Phone Home

New York City Pay Phone

This photograph was taken somewhere in the subways of Manhattan in 2008. If memory serves, I believe it was at one of the Times Square terminals. I’ve always liked the image but I never knew what to do with it. A few years ago I made a copy of the original, edited it, and set it aside for future use. Every now and then when I’m cleaning up the old PC, I stumble across this photo and spend a few minutes staring at it, wondering what kind of message is hidden in the image. Today, as I was making my daily 93 mile commute to work, I was thinking about the details in the photo when the message hit me like a brick to the teeth. I couldn’t believe that I hadn’t seen it previously, and now that I see it, I can’t un-see it. In retrospect, I’m reminded of a line in the classic 80’s film, Rambo III. Col. Trautman makes the following statement:

“There was a sculptor. He found this stone, a special stone. He dragged it home and he worked on it for months until he finally finished it. When he was ready he showed it to his friends. They said he had created a great masterpiece, but the sculptor said he hadn’t created anything. The statue was always there, he just chipped away the rough edges.”

By no means do I think this photo is a masterpiece, nor do I perceive it to be one of the best. That said, I think the above mentioned quote fits my personal experience with this photograph. The message was always there, it just took some time to create it. Moving on…
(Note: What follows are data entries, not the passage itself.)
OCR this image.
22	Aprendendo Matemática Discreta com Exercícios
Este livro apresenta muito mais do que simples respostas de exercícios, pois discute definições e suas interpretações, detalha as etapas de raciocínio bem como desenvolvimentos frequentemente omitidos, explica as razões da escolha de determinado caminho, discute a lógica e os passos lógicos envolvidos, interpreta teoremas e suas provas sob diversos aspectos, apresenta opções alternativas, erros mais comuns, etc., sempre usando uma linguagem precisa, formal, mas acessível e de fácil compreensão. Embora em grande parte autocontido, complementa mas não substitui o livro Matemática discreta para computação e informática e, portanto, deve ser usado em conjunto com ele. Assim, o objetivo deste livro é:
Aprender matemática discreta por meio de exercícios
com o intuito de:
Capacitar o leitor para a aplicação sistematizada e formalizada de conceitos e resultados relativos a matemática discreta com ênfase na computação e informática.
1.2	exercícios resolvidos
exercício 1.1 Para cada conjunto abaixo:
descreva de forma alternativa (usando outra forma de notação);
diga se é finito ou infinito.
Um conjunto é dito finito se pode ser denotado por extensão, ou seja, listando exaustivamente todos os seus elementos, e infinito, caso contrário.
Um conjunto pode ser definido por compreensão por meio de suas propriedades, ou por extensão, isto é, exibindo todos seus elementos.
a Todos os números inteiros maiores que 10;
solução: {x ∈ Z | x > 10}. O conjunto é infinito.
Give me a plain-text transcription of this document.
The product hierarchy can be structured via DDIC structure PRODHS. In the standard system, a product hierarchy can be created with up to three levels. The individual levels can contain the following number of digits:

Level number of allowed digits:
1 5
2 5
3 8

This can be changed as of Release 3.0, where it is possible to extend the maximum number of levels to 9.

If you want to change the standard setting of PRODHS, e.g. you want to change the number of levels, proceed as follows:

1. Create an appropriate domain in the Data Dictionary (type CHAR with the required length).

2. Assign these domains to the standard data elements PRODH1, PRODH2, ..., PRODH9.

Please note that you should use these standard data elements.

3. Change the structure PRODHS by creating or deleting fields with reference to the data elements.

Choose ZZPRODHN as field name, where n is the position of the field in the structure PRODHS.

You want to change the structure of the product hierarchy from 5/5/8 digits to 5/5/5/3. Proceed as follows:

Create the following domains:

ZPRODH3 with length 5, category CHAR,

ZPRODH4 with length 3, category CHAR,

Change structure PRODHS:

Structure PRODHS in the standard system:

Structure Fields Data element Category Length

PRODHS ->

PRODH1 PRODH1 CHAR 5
It has been said that youth is wasted on the young. As cliché as that message is, it’s true. The older we get, the more we appreciate the little moments in life. When you’re a child, you can’t wait to be an adolescent. When you’re an adolescent, you can’t wait to be an adult. When you’re an adult, you wish you could go back to being a child so that you can do it all over again. This is just one of those quirky human behaviors that make us who we are as a species. This summer I will be turning 32. To some, I’m an old man, to others, I’m just a baby. In either case, I’ve tasted both the struggles and the comforts in life. Each passing year seems to change me in subtle little ways. While life sometimes seems like it’s moving at maximum warp, I’m beginning to learn to force myself to slow down so I can cherish the moment and savor “the now.”  

I know now that someday this will all just be a distant memory, one void of specific details, but saturated with pure tonality and emotion. When I read this passage in 30 years, I won’t remember what shirt I was wearing or what I happened to be snacking on. I won’t recall the weather or what time in the day it was written. I will only remember the tone of my mindset and the feeling in my heart. Memory is always waning and time is always fleeting.

The message in this photograph is now distinct. The focus of the image is clearly the phone in the foreground. While no longer apparent, the handle on the payphone was bright yellow. This was one of the two things that drew me in to photograph it. The other was the content; the fact that there was a graffiti covered payphone in the subway! In the 80’s and early 90’s, we used payphones each time we needed to make a call outside the comforts of home. In 2008, smart phones were already the status quo (although they don’t have much value in underground subways where network connections are nonexistent); so the presence of a payphone immediately intrigued me. I approached the phone, set-up my tripod, adjusted the settings on my DSLR for a longer exposure and sat down on a bench to wait. Once I heard the unmistakable sound of the train approaching, I got up and prepared myself for the shot. The small grouping of patrons boarded the train and within seconds, it was moving again. I waited for the train to reach a notable speed and I had just enough time to take one single photograph; the one you see today.

The juxtaposition between the moving train and the stationary phone is interesting to me. The train is moving quickly, transporting people through their busy, warped-speed lives.  The phone is stationary and unflinching, giving would-be riders the opportunity to slow down and have a conversation with their loved ones while they wait. Life is moving at an unstoppable speed. We can grab it, lock our feet in the sand and try our hardest to slow it down but it’s never going to happen. Life will always move at an unfavorable speed and we simply have to find ways to adapt to it. The train represents life, carrying its riders forward at unnatural speeds. The phone embodies human interaction and direct communication with those we love the most. The train will always be moving, and if you miss one, you can always catch the next. The phone will always be there, but the people on the other line may not. It’s important to utilize the time we have, and sometimes all that takes is picking up the phone.

The older I get, the more I value slowing down to spend time and converse with the people most important to me. Life is still moving at an alarming rate but I’m learning to let it. There will always be time to get that work done around the house, you can always work a little harder around the office to get the project done on time and you always have tomorrow to make that first million dollars; but today… today you deserve to sit down and enjoy the company of your loved ones. Give your wife an extra-long kiss when you get home, go ahead and toss the ball around with the kids, call your mother and tell her you love her, shake your Dad’s hand and thank him for teaching you how to become a man and give Rex an extra bone just because you can. The people in our lives are what make the memorable moments, and in the end, that’s all life is, a collection of those moments.